In quella intervista tratta dal volume “Accanto a Giovanni Paolo II” nessuno più di Ratzinger riesce a farci pervenire la “vibrazione” di quell’amicizia che ha saldato la Chiesa per gli anni a venire, «dal suo intenso rapporto con Dio veniva la sua letizia, Giovanni Paolo II – ricorda – non chiedeva applausi, nè si è mai guardato intorno preoccupato di come le sue decisioni sarebbero state accolte. Egli ha agito a partire dalla sua fede e dalle sue convinzioni ed era pronto anche a subire dei colpi […] spesso avrebbe avuto motivi sufficienti per biasimarmi o per porre fine al mio incarico di Prefetto. E tuttavia mi sostenne con una fedeltà e una bontà assolutamente incomprensibili». Karol fu quel Pontefice polacco che a soli 58 anni diventa capo della Chiesa e si rese partecipe di una delle più grandi rivoluzioni del XX secolo, ovvero il ritorno a Cristo tramite un fascino e una libertà che si concretizzavano e incarnarono in quel “Atleta di Dio” tanto come fine come teologo quanto come straordinario uomo di fede che ha saputo annunciare al mondo intero la “buona novella” di Gesù.



SAN GIOVANNI PAOLO II, I 15 ANNI DALLA MORTE

Era appunto il 2 aprile 2005 quando Karol Wojtyla si spegneva dopo mesi di sofferenze per l’avanzamento del Morbo di Parkinson: aveva 84 anni e aveva guidato la Chiesa Cattolica per 27 lunghi e decisivi anni. Quel suo “Se sbaglio mi corrigerete” pronunciato dal balcone di San Pietro la notte del 16 ottobre 1978 rimane uno dei momenti scolpiti nella storia dell’umanità: l’umiltà di chi seppe rivoluzionare il messaggio di Cristo portandolo con gioia e con la croce (l’attentato e non solo) in tutto il mondo. Sarebbe inutile e “banale” riportare i numeri che hanno fatto di Papa Giovanni Paolo II uno dei Pontefici dei “record” nella Chiesa, non gli farebbe certo piacere: diverso è invece riconoscere quanto la gente, anche semplice, ricorda di lui e quanto tutt’oggi si rivolge per contrastare il dramma della pandemia.

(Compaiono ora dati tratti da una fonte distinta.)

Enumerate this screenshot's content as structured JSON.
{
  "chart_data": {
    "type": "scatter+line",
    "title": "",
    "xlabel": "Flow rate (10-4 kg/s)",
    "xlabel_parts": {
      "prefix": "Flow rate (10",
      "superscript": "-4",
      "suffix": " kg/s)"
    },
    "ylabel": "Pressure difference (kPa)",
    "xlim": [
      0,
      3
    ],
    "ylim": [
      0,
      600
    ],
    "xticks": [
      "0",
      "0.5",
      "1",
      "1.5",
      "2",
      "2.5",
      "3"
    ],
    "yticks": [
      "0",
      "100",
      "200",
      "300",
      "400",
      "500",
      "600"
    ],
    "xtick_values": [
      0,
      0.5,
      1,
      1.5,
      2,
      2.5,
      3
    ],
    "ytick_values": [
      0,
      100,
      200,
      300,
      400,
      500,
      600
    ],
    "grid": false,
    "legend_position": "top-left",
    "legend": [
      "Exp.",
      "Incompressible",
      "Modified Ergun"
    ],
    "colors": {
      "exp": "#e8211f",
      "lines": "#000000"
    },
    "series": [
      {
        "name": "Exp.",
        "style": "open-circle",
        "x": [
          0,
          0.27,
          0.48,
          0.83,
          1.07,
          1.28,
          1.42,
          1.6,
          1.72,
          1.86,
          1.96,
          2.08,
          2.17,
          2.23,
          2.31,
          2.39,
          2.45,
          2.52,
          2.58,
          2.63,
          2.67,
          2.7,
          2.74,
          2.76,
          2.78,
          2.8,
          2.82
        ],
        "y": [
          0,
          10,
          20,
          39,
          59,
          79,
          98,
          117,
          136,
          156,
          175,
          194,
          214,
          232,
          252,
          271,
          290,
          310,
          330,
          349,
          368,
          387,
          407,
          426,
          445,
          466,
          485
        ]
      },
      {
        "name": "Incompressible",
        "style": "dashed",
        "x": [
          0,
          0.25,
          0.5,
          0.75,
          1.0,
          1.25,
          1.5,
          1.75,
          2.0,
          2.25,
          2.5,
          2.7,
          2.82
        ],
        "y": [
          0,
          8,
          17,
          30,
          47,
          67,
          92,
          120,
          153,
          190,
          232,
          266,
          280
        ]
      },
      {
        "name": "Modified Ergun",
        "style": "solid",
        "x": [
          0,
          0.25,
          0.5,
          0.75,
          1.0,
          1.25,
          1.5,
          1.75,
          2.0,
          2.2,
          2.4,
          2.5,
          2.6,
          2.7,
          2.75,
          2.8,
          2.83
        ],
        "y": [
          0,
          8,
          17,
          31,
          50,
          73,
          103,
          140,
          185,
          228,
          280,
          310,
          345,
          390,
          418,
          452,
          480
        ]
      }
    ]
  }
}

Come ha ben ricordato Papa Francesco in questi giorni «nel 15esimo anniversario della morte di Wojtyla preghiamo invitando ad affidare all’intercessione di San Giovanni Paolo II in questi giorni che stiamo vivendo con l’emergenza coronavirus». Un Papa poeta, un Papa attore, un Papa calciatore e operaio, ma soprattutto e prima di tutto un Papa già santo: «Alla sua salvatrice potestà aprite i confini degli Stati, i sistemi economici come quelli politici, i vasti campi di cultura, di civiltà, di sviluppo. Non abbiate paura! Cristo sa “cosa è dentro l’uomo”. Solo lui lo sa! Oggi così spesso l’uomo non sa cosa si porta dentro, nel profondo del suo animo, del suo cuore. Così spesso è incerto del senso della sua vita su questa terra. È invaso dal dubbio che si tramuta in disperazione. Permettete, quindi – vi prego, vi imploro con umiltà e con fiducia – permettete a Cristo di parlare all’uomo. Solo lui ha parole di vita, sì! di vita eterna», era una delle sue prime omelie da Vescovo di Roma, era il 22 ottobre 1978. Sono passate delle ere in mezzo e il cuore dell’uomo ha spesso dimenticato la sua origine radicale di figlio: ma chi ha incontrato Papa Giovanni Paolo II, chi lo ha “vissuto” non può che testimoniare con quella stessa luce folgorante in mezzo agli occhi che anche nel dramma più forte, è Cristo che vince e non la paura o la desolazione. Ricordiamocelo, se possibile, in questi giorni cupi: lui, come ormai sappiamo, ci direbbe semplicemente «Non abbiate paura! Aprite, anzi, spalancate le porte a Cristo!».